Because in my case, they say, "Man, I don't want to do this and you don't want to do this and yet we have to have somebody do this. Do you suppose we could get LA to do this?"

And so they ask.

And I say "What the hell, I'll give it a shot" and I do it. Not because I should but because I'm willing. It doesn't bode well.

And meanwhile, I'm thinking that it's been over two weeks since I've had a normal night's sleep. By normal, that is to say, two weeks since I haven't woken up in a blind panic or spent 4 out of 8 hours lying awake with my brain churning. Crazy. Maybe more than two weeks. Who can keep track?

What I've really wanted to write about, but haven't managed to defrag my brain enough to write about, is that I am troubled by a few different trends in waitstaff behavior.

First, why is writing down stuff a bad thing? No, really, tell me why!

Remember when a waitstaff type person would write down your order and you'd get what you wanted and everyone would be happy? No, really... remember? Don't toy with me. It happened. I remember it. Fondly.

Yet these days, it seems any decent restaurant has a waitstaff person that would rather slit their own throat than write down your order. No, they'll just memorize it. Unless they can't. In which case, if you're lucky, they'll come by to ask "Did you have the filet of sole or the grouper?" because they just flippin' can't remember. Or they'll just bring you the wrong thing and hope that's okay. Why? WHY?? Why can't they write it down??!?!

And, as long as we're at it, what is this trend where waitstaff feel compelled to tell you what they like? This has happened a LOT lately.

Me: Mmm, I think I'll have the Shrimp Fra Diavolo.

Waitress: Ooo, good choice! That's one of my favorites! I love that!!

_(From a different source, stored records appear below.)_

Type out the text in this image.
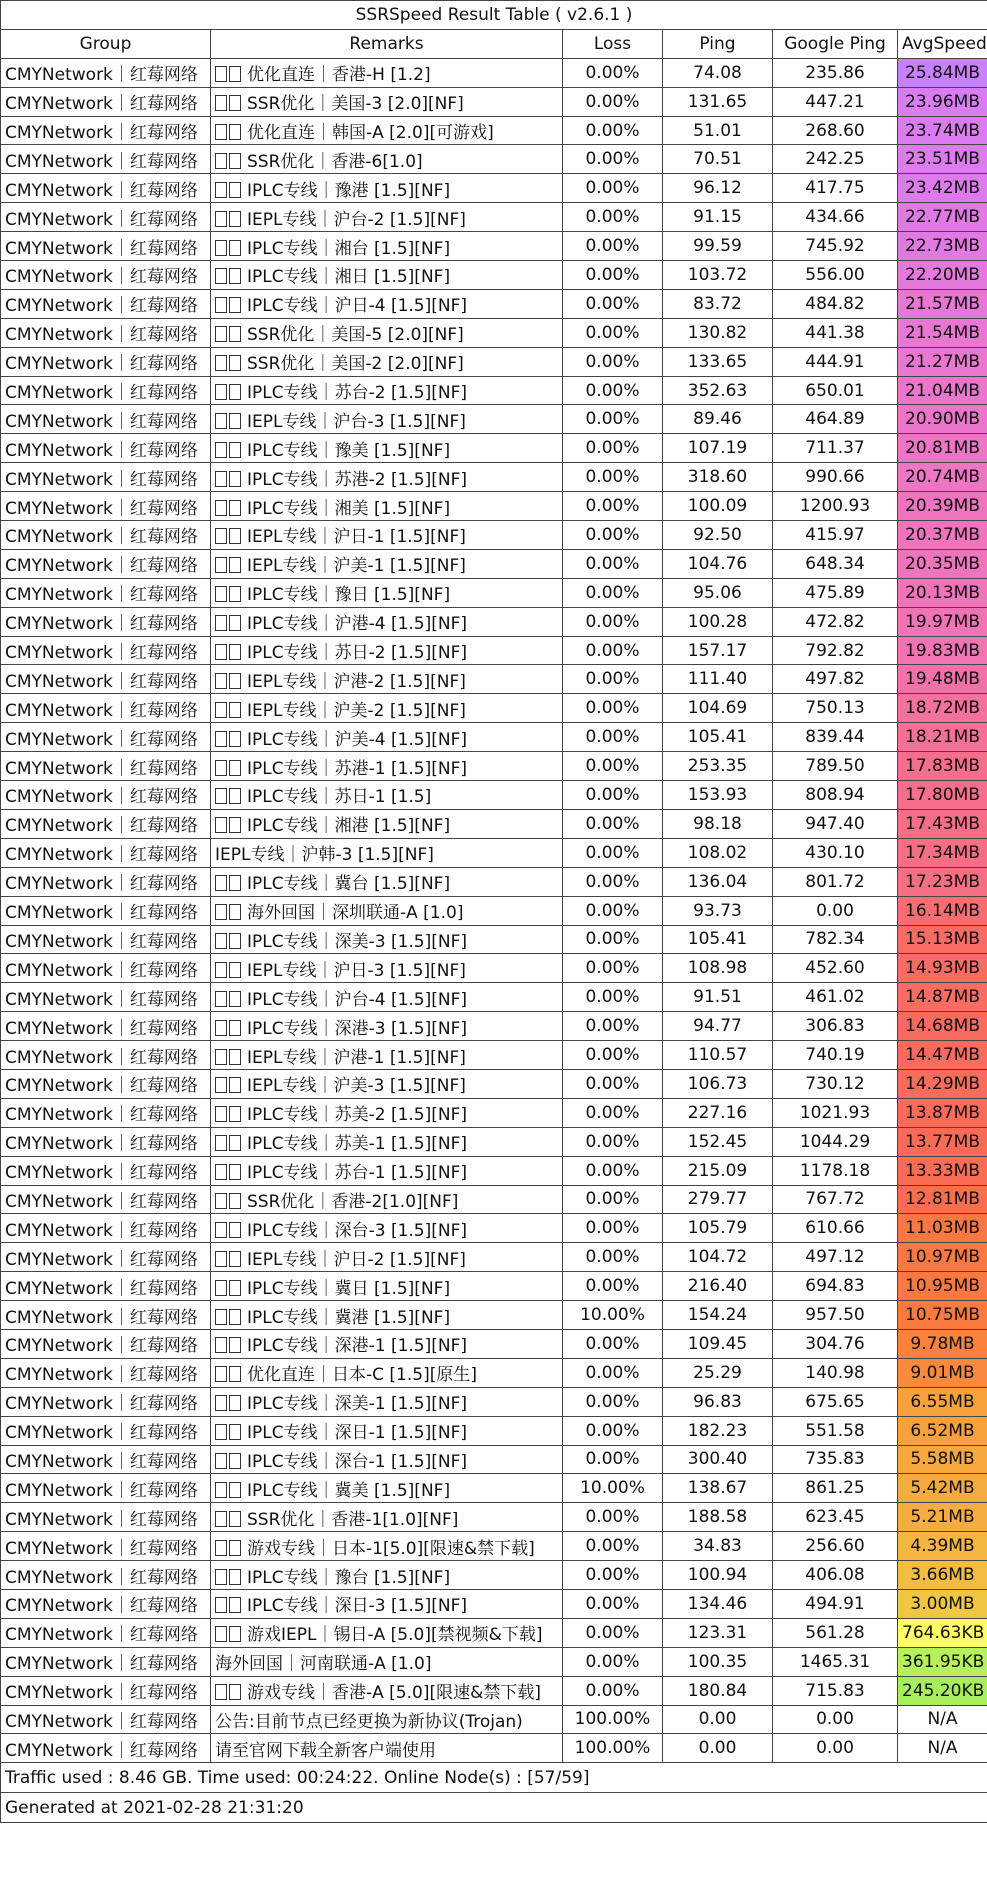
SSRSpeed Result Table ( v2.6.1 )					
Group	Remarks	Loss	Ping	Google Ping	AvgSpeed
CMYNetwork｜红莓网络	优化直连｜香港-H [1.2]	0.00%	74.08	235.86	25.84MB
CMYNetwork｜红莓网络	SSR优化｜美国-3 [2.0][NF]	0.00%	131.65	447.21	23.96MB
CMYNetwork｜红莓网络	优化直连｜韩国-A [2.0][可游戏]	0.00%	51.01	268.60	23.74MB
CMYNetwork｜红莓网络	SSR优化｜香港-6[1.0]	0.00%	70.51	242.25	23.51MB
CMYNetwork｜红莓网络	IPLC专线｜豫港 [1.5][NF]	0.00%	96.12	417.75	23.42MB
CMYNetwork｜红莓网络	IEPL专线｜沪台-2 [1.5][NF]	0.00%	91.15	434.66	22.77MB
CMYNetwork｜红莓网络	IPLC专线｜湘台 [1.5][NF]	0.00%	99.59	745.92	22.73MB
CMYNetwork｜红莓网络	IPLC专线｜湘日 [1.5][NF]	0.00%	103.72	556.00	22.20MB
CMYNetwork｜红莓网络	IPLC专线｜沪日-4 [1.5][NF]	0.00%	83.72	484.82	21.57MB
CMYNetwork｜红莓网络	SSR优化｜美国-5 [2.0][NF]	0.00%	130.82	441.38	21.54MB
CMYNetwork｜红莓网络	SSR优化｜美国-2 [2.0][NF]	0.00%	133.65	444.91	21.27MB
CMYNetwork｜红莓网络	IPLC专线｜苏台-2 [1.5][NF]	0.00%	352.63	650.01	21.04MB
CMYNetwork｜红莓网络	IEPL专线｜沪台-3 [1.5][NF]	0.00%	89.46	464.89	20.90MB
CMYNetwork｜红莓网络	IPLC专线｜豫美 [1.5][NF]	0.00%	107.19	711.37	20.81MB
CMYNetwork｜红莓网络	IPLC专线｜苏港-2 [1.5][NF]	0.00%	318.60	990.66	20.74MB
CMYNetwork｜红莓网络	IPLC专线｜湘美 [1.5][NF]	0.00%	100.09	1200.93	20.39MB
CMYNetwork｜红莓网络	IEPL专线｜沪日-1 [1.5][NF]	0.00%	92.50	415.97	20.37MB
CMYNetwork｜红莓网络	IEPL专线｜沪美-1 [1.5][NF]	0.00%	104.76	648.34	20.35MB
CMYNetwork｜红莓网络	IPLC专线｜豫日 [1.5][NF]	0.00%	95.06	475.89	20.13MB
CMYNetwork｜红莓网络	IPLC专线｜沪港-4 [1.5][NF]	0.00%	100.28	472.82	19.97MB
CMYNetwork｜红莓网络	IPLC专线｜苏日-2 [1.5][NF]	0.00%	157.17	792.82	19.83MB
CMYNetwork｜红莓网络	IEPL专线｜沪港-2 [1.5][NF]	0.00%	111.40	497.82	19.48MB
CMYNetwork｜红莓网络	IEPL专线｜沪美-2 [1.5][NF]	0.00%	104.69	750.13	18.72MB
CMYNetwork｜红莓网络	IPLC专线｜沪美-4 [1.5][NF]	0.00%	105.41	839.44	18.21MB
CMYNetwork｜红莓网络	IPLC专线｜苏港-1 [1.5][NF]	0.00%	253.35	789.50	17.83MB
CMYNetwork｜红莓网络	IPLC专线｜苏日-1 [1.5]	0.00%	153.93	808.94	17.80MB
CMYNetwork｜红莓网络	IPLC专线｜湘港 [1.5][NF]	0.00%	98.18	947.40	17.43MB
CMYNetwork｜红莓网络	IEPL专线｜沪韩-3 [1.5][NF]	0.00%	108.02	430.10	17.34MB
CMYNetwork｜红莓网络	IPLC专线｜冀台 [1.5][NF]	0.00%	136.04	801.72	17.23MB
CMYNetwork｜红莓网络	海外回国｜深圳联通-A [1.0]	0.00%	93.73	0.00	16.14MB
CMYNetwork｜红莓网络	IPLC专线｜深美-3 [1.5][NF]	0.00%	105.41	782.34	15.13MB
CMYNetwork｜红莓网络	IEPL专线｜沪日-3 [1.5][NF]	0.00%	108.98	452.60	14.93MB
CMYNetwork｜红莓网络	IPLC专线｜沪台-4 [1.5][NF]	0.00%	91.51	461.02	14.87MB
CMYNetwork｜红莓网络	IPLC专线｜深港-3 [1.5][NF]	0.00%	94.77	306.83	14.68MB
CMYNetwork｜红莓网络	IEPL专线｜沪港-1 [1.5][NF]	0.00%	110.57	740.19	14.47MB
CMYNetwork｜红莓网络	IEPL专线｜沪美-3 [1.5][NF]	0.00%	106.73	730.12	14.29MB
CMYNetwork｜红莓网络	IPLC专线｜苏美-2 [1.5][NF]	0.00%	227.16	1021.93	13.87MB
CMYNetwork｜红莓网络	IPLC专线｜苏美-1 [1.5][NF]	0.00%	152.45	1044.29	13.77MB
CMYNetwork｜红莓网络	IPLC专线｜苏台-1 [1.5][NF]	0.00%	215.09	1178.18	13.33MB
CMYNetwork｜红莓网络	SSR优化｜香港-2[1.0][NF]	0.00%	279.77	767.72	12.81MB
CMYNetwork｜红莓网络	IPLC专线｜深台-3 [1.5][NF]	0.00%	105.79	610.66	11.03MB
CMYNetwork｜红莓网络	IEPL专线｜沪日-2 [1.5][NF]	0.00%	104.72	497.12	10.97MB
CMYNetwork｜红莓网络	IPLC专线｜冀日 [1.5][NF]	0.00%	216.40	694.83	10.95MB
CMYNetwork｜红莓网络	IPLC专线｜冀港 [1.5][NF]	10.00%	154.24	957.50	10.75MB
CMYNetwork｜红莓网络	IPLC专线｜深港-1 [1.5][NF]	0.00%	109.45	304.76	9.78MB
CMYNetwork｜红莓网络	优化直连｜日本-C [1.5][原生]	0.00%	25.29	140.98	9.01MB
CMYNetwork｜红莓网络	IPLC专线｜深美-1 [1.5][NF]	0.00%	96.83	675.65	6.55MB
CMYNetwork｜红莓网络	IPLC专线｜深日-1 [1.5][NF]	0.00%	182.23	551.58	6.52MB
CMYNetwork｜红莓网络	IPLC专线｜深台-1 [1.5][NF]	0.00%	300.40	735.83	5.58MB
CMYNetwork｜红莓网络	IPLC专线｜冀美 [1.5][NF]	10.00%	138.67	861.25	5.42MB
CMYNetwork｜红莓网络	SSR优化｜香港-1[1.0][NF]	0.00%	188.58	623.45	5.21MB
CMYNetwork｜红莓网络	游戏专线｜日本-1[5.0][限速&禁下载]	0.00%	34.83	256.60	4.39MB
CMYNetwork｜红莓网络	IPLC专线｜豫台 [1.5][NF]	0.00%	100.94	406.08	3.66MB
CMYNetwork｜红莓网络	IPLC专线｜深日-3 [1.5][NF]	0.00%	134.46	494.91	3.00MB
CMYNetwork｜红莓网络	游戏IEPL｜锡日-A [5.0][禁视频&下载]	0.00%	123.31	561.28	764.63KB
CMYNetwork｜红莓网络	海外回国｜河南联通-A [1.0]	0.00%	100.35	1465.31	361.95KB
CMYNetwork｜红莓网络	游戏专线｜香港-A [5.0][限速&禁下载]	0.00%	180.84	715.83	245.20KB
CMYNetwork｜红莓网络	公告:目前节点已经更换为新协议(Trojan)	100.00%	0.00	0.00	N/A
CMYNetwork｜红莓网络	请至官网下载全新客户端使用	100.00%	0.00	0.00	N/A
Traffic used : 8.46 GB. Time used: 00:24:22. Online Node(s) : [57/59]					
Generated at 2021-02-28 21:31:20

Um, okay. Why is that important? Why do I care if that's the waitress' favorite? It's one thing to point out what's a popular dish among patrons or the chef's specialty but I have had a waiter go through the menu pointing out every single thing he, personally, liked. As if this, in some way, will correlate with what I like. Oh, I was going to get the calamari but since you didn't list it among your favorites, that's right out now.